Progressive overload is still the most important factor in muscular hypertrophy, and always trying to beat your last workout performance is good advice. But the research is very clear of the positive correlation between volume and growth. Simply put, the routine you're doing may not have enough volume for you.
............
So you need volume and you need progressive overload, but you also have to be mindful of not overtaxing the body's recuperative abilities. The way to achieve this is to have an effective volume reduction strategy.
This is pretty consistent with what we have been saying the whole time.
I guess the difference is that I am putting more emphasis on the progressive overload for the novice where you are putting more on the increased volume. Poliquin points out that overtraining becomes a big factor -- overtraining the novice is hard because of their readiness to recover but, at the same time, very easy because mosts novices don't know wtf they are doing.

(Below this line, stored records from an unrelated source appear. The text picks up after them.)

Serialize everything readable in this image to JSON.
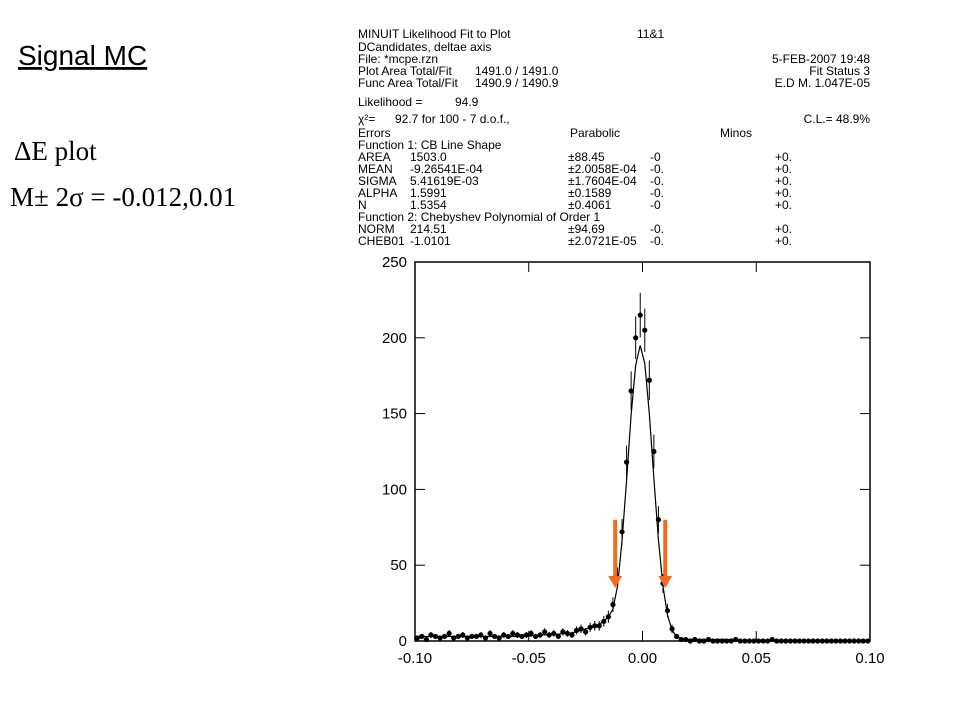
{
  "slide": {
    "title": "Signal MC",
    "lines": [
      "ΔE plot",
      "M± 2σ = -0.012,0.01"
    ]
  },
  "fit_box": {
    "rows": [
      [
        "MINUIT Likelihood Fit to Plot",
        "11&1"
      ],
      [
        "DCandidates, deltae axis"
      ],
      [
        "File: *mcpe.rzn",
        "5-FEB-2007 19:48"
      ],
      [
        "Plot Area Total/Fit",
        "1491.0 / 1491.0",
        "Fit Status  3"
      ],
      [
        "Func Area Total/Fit",
        "1490.9 / 1490.9",
        "E.D M. 1.047E-05"
      ],
      [
        "Likelihood =",
        "94.9"
      ],
      [
        "χ²=",
        "92.7 for 100 -  7 d.o.f.,",
        "C.L.= 48.9%"
      ],
      [
        "Errors",
        "Parabolic",
        "Minos"
      ],
      [
        "Function  1: CB Line Shape"
      ],
      [
        "AREA",
        "1503.0",
        "±88.45",
        "-0",
        "+0."
      ],
      [
        "MEAN",
        "-9.26541E-04",
        "±2.0058E-04",
        "-0.",
        "+0."
      ],
      [
        "SIGMA",
        "5.41619E-03",
        "±1.7604E-04",
        "-0.",
        "+0."
      ],
      [
        "ALPHA",
        "1.5991",
        "±0.1589",
        "-0.",
        "+0."
      ],
      [
        "N",
        "1.5354",
        "±0.4061",
        "-0",
        "+0."
      ],
      [
        "Function  2: Chebyshev Polynomial of Order 1"
      ],
      [
        "NORM",
        "214.51",
        "±94.69",
        "-0.",
        "+0."
      ],
      [
        "CHEB01",
        "-1.0101",
        "±2.0721E-05",
        "-0.",
        "+0."
      ]
    ]
  },
  "chart_data": {
    "type": "scatter",
    "xlim": [
      -0.1,
      0.1
    ],
    "ylim": [
      0,
      250
    ],
    "xticks": [
      {
        "value": -0.1,
        "label": "-0.10"
      },
      {
        "value": -0.05,
        "label": "-0.05"
      },
      {
        "value": 0,
        "label": "0.00"
      },
      {
        "value": 0.05,
        "label": "0.05"
      },
      {
        "value": 0.1,
        "label": "0.10"
      }
    ],
    "yticks": [
      0,
      50,
      100,
      150,
      200,
      250
    ],
    "x": [
      -0.099,
      -0.097,
      -0.095,
      -0.093,
      -0.091,
      -0.089,
      -0.087,
      -0.085,
      -0.083,
      -0.081,
      -0.079,
      -0.077,
      -0.075,
      -0.073,
      -0.071,
      -0.069,
      -0.067,
      -0.065,
      -0.063,
      -0.061,
      -0.059,
      -0.057,
      -0.055,
      -0.053,
      -0.051,
      -0.049,
      -0.047,
      -0.045,
      -0.043,
      -0.041,
      -0.039,
      -0.037,
      -0.035,
      -0.033,
      -0.031,
      -0.029,
      -0.027,
      -0.025,
      -0.023,
      -0.021,
      -0.019,
      -0.017,
      -0.015,
      -0.013,
      -0.011,
      -0.009,
      -0.007,
      -0.005,
      -0.003,
      -0.001,
      0.001,
      0.003,
      0.005,
      0.007,
      0.009,
      0.011,
      0.013,
      0.015,
      0.017,
      0.019,
      0.021,
      0.023,
      0.025,
      0.027,
      0.029,
      0.031,
      0.033,
      0.035,
      0.037,
      0.039,
      0.041,
      0.043,
      0.045,
      0.047,
      0.049,
      0.051,
      0.053,
      0.055,
      0.057,
      0.059,
      0.061,
      0.063,
      0.065,
      0.067,
      0.069,
      0.071,
      0.073,
      0.075,
      0.077,
      0.079,
      0.081,
      0.083,
      0.085,
      0.087,
      0.089,
      0.091,
      0.093,
      0.095,
      0.097,
      0.099
    ],
    "series": [
      {
        "type": "points",
        "color": "#000000",
        "values": [
          2,
          3,
          1,
          4,
          3,
          2,
          3,
          5,
          2,
          3,
          4,
          2,
          3,
          3,
          4,
          2,
          5,
          3,
          2,
          4,
          3,
          5,
          4,
          3,
          4,
          5,
          3,
          4,
          6,
          4,
          5,
          3,
          6,
          5,
          4,
          7,
          8,
          6,
          9,
          10,
          10,
          13,
          16,
          24,
          42,
          72,
          118,
          165,
          200,
          215,
          205,
          172,
          125,
          80,
          38,
          20,
          8,
          3,
          1,
          1,
          0,
          1,
          0,
          0,
          1,
          0,
          0,
          0,
          0,
          0,
          1,
          0,
          0,
          0,
          0,
          0,
          0,
          0,
          1,
          0,
          0,
          0,
          0,
          0,
          0,
          0,
          0,
          0,
          0,
          0,
          0,
          0,
          0,
          0,
          0,
          0,
          0,
          0,
          0,
          0
        ],
        "errors": [
          1.4,
          1.7,
          1,
          2,
          1.7,
          1.4,
          1.7,
          2.2,
          1.4,
          1.7,
          2,
          1.4,
          1.7,
          1.7,
          2,
          1.4,
          2.2,
          1.7,
          1.4,
          2,
          1.7,
          2.2,
          2,
          1.7,
          2,
          2.2,
          1.7,
          2,
          2.4,
          2,
          2.2,
          1.7,
          2.4,
          2.2,
          2,
          2.6,
          2.8,
          2.4,
          3,
          3.2,
          3.2,
          3.6,
          4,
          4.9,
          6.5,
          8.5,
          10.9,
          12.8,
          14.1,
          14.7,
          14.3,
          13.1,
          11.2,
          8.9,
          6.2,
          4.5,
          2.8,
          1.7,
          1,
          1,
          0,
          1,
          0,
          0,
          1,
          0,
          0,
          0,
          0,
          0,
          1,
          0,
          0,
          0,
          0,
          0,
          0,
          0,
          1,
          0,
          0,
          0,
          0,
          0,
          0,
          0,
          0,
          0,
          0,
          0,
          0,
          0,
          0,
          0,
          0,
          0,
          0,
          0,
          0,
          0
        ]
      },
      {
        "type": "line",
        "color": "#000000",
        "values": [
          3,
          3,
          3,
          3,
          3,
          3,
          3,
          3,
          3,
          3,
          3,
          3,
          3,
          3,
          3,
          3,
          3,
          3,
          3,
          3,
          3,
          3,
          3,
          3,
          3,
          3.5,
          3.5,
          4,
          4,
          4,
          4.5,
          4.5,
          5,
          5,
          5.5,
          6,
          7,
          8,
          9,
          10,
          11,
          13,
          16,
          21,
          36,
          66,
          106,
          149,
          182,
          195,
          183,
          150,
          107,
          67,
          36,
          17,
          7,
          3,
          1.5,
          1,
          1,
          1,
          1,
          1,
          1,
          1,
          1,
          1,
          1,
          1,
          1,
          0.5,
          0.5,
          0.5,
          0.5,
          0.5,
          0.5,
          0.5,
          0.5,
          0.5,
          0.5,
          0.5,
          0.5,
          0.5,
          0.5,
          0.5,
          0.2,
          0.2,
          0.2,
          0.2,
          0.2,
          0.2,
          0.2,
          0.2,
          0.2,
          0.2,
          0.2,
          0.2,
          0.2,
          0.2
        ]
      }
    ],
    "arrows": [
      {
        "x": -0.012,
        "y_from": 80,
        "y_to": 35,
        "color": "#f26b1d"
      },
      {
        "x": 0.01,
        "y_from": 80,
        "y_to": 35,
        "color": "#f26b1d"
      }
    ]
  }
}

I still think that my generalized recommendation will remain to be SS for the novice who is new and just got under a barbell the first time. Maybe for a client that I am coaching, if their goal is mass gain, I will have much more of a focus on higher volume isolations in conjunction with progressive overloading.
Even Poliquin says that you need both. I think that squatting for 10 as a novice would be a waste of time and ignoring the importance of progressive overload on the highly stressful core lifts -- I am of the camp that progressive overloading should be done on the core lifts (squat, DL, Bench, OH Press) and that the isolations should be done on isolationist workouts.